Writing Analytically, 6th Edition - Rosenwasser, David & Stephen, Jill.original_ [202]
5. Use square brackets to alter or add information within a quotation. Sometimes it is necessary to change the wording slightly inside a quotation to maintain fluency. Square brackets indicate that you are altering the original quotation. Brackets are also used when you insert explanatory information, such as a definition or example, within a quotation. Here are a few examples that alter the original quotations previously cited.
According to one music critic, the cultural relevance of Radiohead is evident in “the album ‘OK Computer’ … [which] pictured the onslaught of the information age and a young person’s panicky embrace of it” (Ross 85).
Popular music has always “[challenged] the mores of the older generation,” according to Nick Hornby (168).
Note that both examples respect the original sense of the quotation; they have changed the wording only to integrate the quotations gracefully within the writer’s own sentence structure.
E. Preparing an Abstract
There is one more skill essential to research-based writing that we need to discuss: how to prepare an abstract. The aim of the nonevaluative summary of a source known as an abstract is to represent a source’s arguments as fairly and accurately as possible, not to critique them. Learning how to compose an abstract according to the conventions of a given discipline is a necessary skill for academic researched writing. Because abstracts differ in format and length among disciplines, you should sample some in the reference section of your library or via the Internet to provide you with models to imitate. Some abstracts, such as those in Dissertation Abstracts, are very brief—less than 250 words. Others may run as long as two pages.

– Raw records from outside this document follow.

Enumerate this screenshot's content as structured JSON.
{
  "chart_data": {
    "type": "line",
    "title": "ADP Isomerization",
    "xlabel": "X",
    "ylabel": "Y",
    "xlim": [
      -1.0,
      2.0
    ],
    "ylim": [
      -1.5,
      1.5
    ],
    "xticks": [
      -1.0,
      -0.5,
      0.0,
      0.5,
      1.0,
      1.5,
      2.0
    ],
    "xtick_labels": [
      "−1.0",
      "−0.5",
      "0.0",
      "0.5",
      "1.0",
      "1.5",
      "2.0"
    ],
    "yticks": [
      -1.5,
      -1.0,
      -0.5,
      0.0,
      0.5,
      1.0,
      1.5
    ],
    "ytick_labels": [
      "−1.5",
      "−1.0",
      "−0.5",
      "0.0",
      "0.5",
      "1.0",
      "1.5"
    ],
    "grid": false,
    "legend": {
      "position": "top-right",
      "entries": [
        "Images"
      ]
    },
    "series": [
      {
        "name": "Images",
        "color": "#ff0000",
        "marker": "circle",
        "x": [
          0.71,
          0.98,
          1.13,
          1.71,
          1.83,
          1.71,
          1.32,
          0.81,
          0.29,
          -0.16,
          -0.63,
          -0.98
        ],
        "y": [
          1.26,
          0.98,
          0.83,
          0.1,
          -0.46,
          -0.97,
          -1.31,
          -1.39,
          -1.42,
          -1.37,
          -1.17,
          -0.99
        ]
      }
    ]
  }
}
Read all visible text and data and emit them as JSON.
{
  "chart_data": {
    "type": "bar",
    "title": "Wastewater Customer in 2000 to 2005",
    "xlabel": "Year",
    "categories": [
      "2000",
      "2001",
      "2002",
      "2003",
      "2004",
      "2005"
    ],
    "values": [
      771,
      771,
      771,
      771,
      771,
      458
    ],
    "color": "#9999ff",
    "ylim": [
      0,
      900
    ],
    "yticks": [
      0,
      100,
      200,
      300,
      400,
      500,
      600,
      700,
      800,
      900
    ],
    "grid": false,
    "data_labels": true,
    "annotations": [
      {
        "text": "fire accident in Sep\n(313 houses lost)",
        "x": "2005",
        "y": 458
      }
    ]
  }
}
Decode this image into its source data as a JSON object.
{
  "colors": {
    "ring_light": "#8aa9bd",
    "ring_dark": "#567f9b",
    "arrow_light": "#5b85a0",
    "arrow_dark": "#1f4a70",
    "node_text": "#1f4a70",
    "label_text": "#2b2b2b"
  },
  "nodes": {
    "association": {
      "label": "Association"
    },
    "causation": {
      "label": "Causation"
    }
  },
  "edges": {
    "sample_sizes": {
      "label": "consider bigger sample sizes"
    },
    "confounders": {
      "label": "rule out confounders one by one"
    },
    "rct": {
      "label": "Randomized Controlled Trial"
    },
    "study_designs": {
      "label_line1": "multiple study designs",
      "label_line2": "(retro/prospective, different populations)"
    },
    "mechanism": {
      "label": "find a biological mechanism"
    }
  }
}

Despite disciplinary differences, abstracts by and large follow a generalizable format. The abstract should begin with a clear and specific explanation of the work’s governing thesis (or argument). In this opening paragraph, you should also define the work’s purpose, and possibly include established positions that it tries to refine, qualify, or argue against. What kind of critical approach does it adopt? What are its aims? On what assumptions does it rest? Why did the author feel it necessary to write the work—that is, what does he or she believe the work offers that other sources don’t? What shortcomings or misrepresentations in other criticism does the work seek to correct? (For specifics on writing abstracts in the Natural Sciences, see Chapter 16, Introductions and Conclusions Across the Curriculum.)
You won’t be able to produce detailed answers to all of these questions in your opening paragraph, but in trying to answer some of them in your note-taking and drafting, you should find it easier to arrive at the kind of concise, substantive, and focused overview that the first paragraph of your abstract should provide. Also, be careful not to settle for bland, all-purpose generalities in this opening paragraph. And if you quote there, keep the selections short, and remember that quotations don’t speak for themselves.
In summary, your aim in the first paragraph is to define the source’s particular angle of vision and articulate its main point or points, including the definition of key terms used in its title or elsewhere in its argument.
Once you’ve set up this overview of the source’s central position(s), you should devote a paragraph or so to the source’s organization (how it divides its subject into parts) and its method (how it goes about substantiating its argument). What kind of secondary material does the source use? That is, how do its own bibliographic citations cue you to its school of thought, its point of view, its research traditions?
Your concluding paragraph should briefly recount some of the source’s conclusions (as related to, but not necessarily the same as, its thesis). In what way does it go about culminating its argument? What kind of significance does it claim for its position?